Когда скульптор Фредман-Клюзель лепил бюст с тети Вари, я просил Стрельскую во время его работы читать «Трясогузочку» или же басню «Ворона и лисица».
— Ворона каркнула во все воронье горло, сыр выпал… — Жест руками, — и натура была схвачена художником.
Нередко с Варламовым бывали случаи, когда он позабывал давно игранные роли. Тогда суфлер был для него плохим помощником, к тому же трусил дядя Костя до «сотрясения в желудке». Как-то, будучи на кавказском курорте в Ессентуках (где часто лечился Варламов от полноты и ожирения сердца), С. В. Брагин, державший в 900-х годах антрепризу на Минеральных водах, пригласил на ряд гастролей жившего там Варламова. На одном из гастрольных спектаклей я с Варламовым выступал в пьесе Островского «Не все коту масленица». Пьесу эту мы с ним играли на Александринской сцене года два до того, и дядя Костя позабыл порядком роль Ахова, первоклассно им сделанную под режиссерством Санина. К тому же пришлось играть с одной репетиции, а суфлер был неопытный. В третьем акте Ипполитка, племянник купца Ахова, которого исполнял я, по пьесе выпивает для куражу и, приставив к своему горлу нож, требует дядиного согласия подписать денежные счета, а не то «чик — и земля!» — стращает он «булатом» оторопевшего самодура. Диалоги большие. Варламов с линейкой в руках должен «парировать» реплики Ипполита, но из-за моего бешеного темпа не слышит суфлера, волнуется, грозится, кричит, стучит от волнения линейкой и… ровно ничего не понимает, что подает суфлер. А между тем сцена требует безостановочной подачи реплик обоими играющими. Варламов не поспевает… Я перескакиваю во второй монолог, в третий… Нервничающий Варламов стучит линейкой и в то же время мучительно прислушивается к суфлеру, чтобы уловить то слово, которое ему нужно. Наконец неистово начинает кричать: «Ну говори! А?! (взгляд в будку.) Говори! А? (опять в будку.) Что же ты, чорт, молчишь?!» И, не получая подачи, еще громче барабанит по столу линейкой, окончательно покрывая сбившегося с толку суфлера. «Ну говори, говори же!» — кричит он мне и ему. — «Нет, дяденька, — уж я! — от себя доканчиваю я, не зная, что делать дальше. — Я-то все сказал, а теперича вы поговорите!..» Тогда только после «гробовой паузы» слово было найдено, и все пошло, как по маслу.
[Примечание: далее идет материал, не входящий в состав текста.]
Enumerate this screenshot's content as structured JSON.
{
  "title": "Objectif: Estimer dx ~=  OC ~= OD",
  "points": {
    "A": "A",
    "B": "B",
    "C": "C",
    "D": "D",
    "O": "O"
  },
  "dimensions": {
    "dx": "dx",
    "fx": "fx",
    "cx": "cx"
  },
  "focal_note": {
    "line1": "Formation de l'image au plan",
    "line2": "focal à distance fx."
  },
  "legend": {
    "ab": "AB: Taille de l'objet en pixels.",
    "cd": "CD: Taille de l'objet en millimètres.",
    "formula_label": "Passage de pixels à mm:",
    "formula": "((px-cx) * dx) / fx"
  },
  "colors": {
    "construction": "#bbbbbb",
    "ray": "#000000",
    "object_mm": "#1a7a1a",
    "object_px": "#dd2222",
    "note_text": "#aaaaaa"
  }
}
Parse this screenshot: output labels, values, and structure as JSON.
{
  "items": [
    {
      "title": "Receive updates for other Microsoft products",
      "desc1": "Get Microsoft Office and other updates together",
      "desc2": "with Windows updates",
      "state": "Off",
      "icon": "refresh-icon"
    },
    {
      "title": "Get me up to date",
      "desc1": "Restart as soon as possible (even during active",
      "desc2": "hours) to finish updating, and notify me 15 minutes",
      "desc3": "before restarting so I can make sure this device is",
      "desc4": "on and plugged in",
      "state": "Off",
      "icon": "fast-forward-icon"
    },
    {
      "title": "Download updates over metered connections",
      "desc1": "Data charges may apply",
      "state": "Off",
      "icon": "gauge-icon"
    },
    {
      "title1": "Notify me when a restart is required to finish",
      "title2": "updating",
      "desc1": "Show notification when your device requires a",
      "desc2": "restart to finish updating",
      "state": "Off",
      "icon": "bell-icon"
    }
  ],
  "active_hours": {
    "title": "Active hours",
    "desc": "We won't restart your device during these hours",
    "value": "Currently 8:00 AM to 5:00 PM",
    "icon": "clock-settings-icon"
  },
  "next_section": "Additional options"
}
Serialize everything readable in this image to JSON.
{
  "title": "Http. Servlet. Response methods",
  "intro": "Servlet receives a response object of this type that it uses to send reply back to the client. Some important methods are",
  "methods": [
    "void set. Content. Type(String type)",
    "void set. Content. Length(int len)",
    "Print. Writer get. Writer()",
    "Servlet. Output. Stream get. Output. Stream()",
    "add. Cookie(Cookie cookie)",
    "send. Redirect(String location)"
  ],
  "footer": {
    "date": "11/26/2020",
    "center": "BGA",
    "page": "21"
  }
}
Варламов один имел право от себя говорить в русских бытовых пьесах. Сам Островский в «Правда — хорошо» заметил его отсебятины, но не оскорбился, поняв, что они не идут в разрез с бытовым стилем его произведения.
(Н. Н. Ходотов. «Близкое-далекое». Изд. «Academia», М.—Л., 1932, стр. 105–111.)
В. Н. Давыдов
(1847–1925)
На пороге моего сознательного артистического творчества высится фигура В. Н. Давыдова, великого артиста, изумительного педагога, тончайшего психолога, учителя и вожатого на сценическом и жизненном пути. Для меня, как и для других учеников, школа — это был Давыдов.
Определенной научной системы преподавания у Давыдова не было. Его педагогическая система вытекала из его личного сценического опыта и поразительной, неповторимой «техники показа». Воспитательная деятельность Давыдова велась через посредство своеобразного «обнажения приема» — практического, наглядного раскрытия своей игры и приемов игры представителей различных актерских стилей. В своей изумительной памяти он сохранял приемы игры крупнейших артистов России и Европы, и из пестроты сохраняемых им в памяти масок в каждом отдельном случае извлекал ту, которая казалась ему убедительной для данного положения.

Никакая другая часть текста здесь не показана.